Der Grüne Star ist der volksmundartliche Begriff für das Glaukom. Landläufig wird der Grüne Star bzw. das Glaukom mit einem erhöhten Augeninnendruck gleichgesetzt. Das ist aber nicht ganz richtig. Nur rund 60% der Glaukom-Patienten haben tatsächlich einen erhöhten Augendruck. Viele andere reagieren in der Augenregion nur einfach sehr empfindlich, z.B. auf erhöhte Blutdruckwerte, ohne bei der Augendruckmessung aufzufallen.

Der gemeinsame Nenner aller Glaukom-Formen bzw. des Grünen Stars ist ein anderer: Durch Druckprobleme oder andere Ursachen kommt es, soweit nicht behandelt wird, zu einer fortschreitenden Schädigung des Sehnervs. Und damit ab einem bestimmten Punkt zu einer Einschränkung des Gesichtsfeldes. Unbehandelt kann das Geschehen zur Erblindung führen.

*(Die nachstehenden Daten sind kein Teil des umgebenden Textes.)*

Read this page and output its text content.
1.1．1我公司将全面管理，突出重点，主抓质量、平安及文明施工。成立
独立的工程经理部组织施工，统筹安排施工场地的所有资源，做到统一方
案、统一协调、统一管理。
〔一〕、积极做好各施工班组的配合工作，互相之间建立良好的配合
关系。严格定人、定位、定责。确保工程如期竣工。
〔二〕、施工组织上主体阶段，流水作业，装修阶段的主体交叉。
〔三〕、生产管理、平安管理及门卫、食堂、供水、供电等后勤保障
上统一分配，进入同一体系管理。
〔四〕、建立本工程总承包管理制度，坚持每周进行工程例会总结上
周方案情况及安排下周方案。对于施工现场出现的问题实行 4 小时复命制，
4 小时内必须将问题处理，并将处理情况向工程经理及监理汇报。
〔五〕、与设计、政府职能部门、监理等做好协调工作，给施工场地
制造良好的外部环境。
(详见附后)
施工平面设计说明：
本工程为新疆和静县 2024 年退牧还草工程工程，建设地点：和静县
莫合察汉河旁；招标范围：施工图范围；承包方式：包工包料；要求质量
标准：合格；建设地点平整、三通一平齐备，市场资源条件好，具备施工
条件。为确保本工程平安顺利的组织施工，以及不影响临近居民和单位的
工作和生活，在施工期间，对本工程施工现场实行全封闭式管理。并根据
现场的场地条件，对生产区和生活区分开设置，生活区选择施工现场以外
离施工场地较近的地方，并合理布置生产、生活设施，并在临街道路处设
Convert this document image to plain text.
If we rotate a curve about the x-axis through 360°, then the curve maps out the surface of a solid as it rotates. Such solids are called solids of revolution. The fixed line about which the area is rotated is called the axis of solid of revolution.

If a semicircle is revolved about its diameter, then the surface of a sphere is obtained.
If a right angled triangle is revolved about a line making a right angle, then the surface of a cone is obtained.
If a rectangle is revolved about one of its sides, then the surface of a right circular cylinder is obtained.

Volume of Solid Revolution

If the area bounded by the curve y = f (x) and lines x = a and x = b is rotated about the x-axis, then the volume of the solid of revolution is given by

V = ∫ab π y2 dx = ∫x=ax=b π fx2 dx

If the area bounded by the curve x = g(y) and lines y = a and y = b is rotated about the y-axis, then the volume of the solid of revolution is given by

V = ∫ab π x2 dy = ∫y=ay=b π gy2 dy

Gefahr der Erblindung vor allem wegen zu später Diagnose

Die Schätzungen zur Zahl der Betroffenen reichen je nach Quelle bis zu über eine Million Menschen in Deutschland. Mit zunehmendem Alter steigt das Risiko. Jenseits der 40 Jahre wird eine erhöhte Aufmerksamkeit für die Erkrankung empfohlen, ein Screening jedoch nicht. Dabei können durch eine erfolgreiche Früherkennung unnötige Therapien und vor allem dauerhafte Sehschäden vermieden werden. Denn der Grüne Star macht sich für die Betroffenen erst relativ spät in Form von typischen Gesichtsfeldausfällen bemerkbar.

Der Krankheitsverlauf ist unterschiedlich und nur schwer kalkulierbar. Das Glaukom gilt in den Industriestaaten nach der Zuckerkrankheit als zweithäufigste Ursache für eine Erblindung. Vor allem, weil es zu spät erkannt wird.

Der Grüne Star hat nichts mit dem Grauen Star zu tun, dessen kennzeichnendes Merkmal die Linsentrübung ist.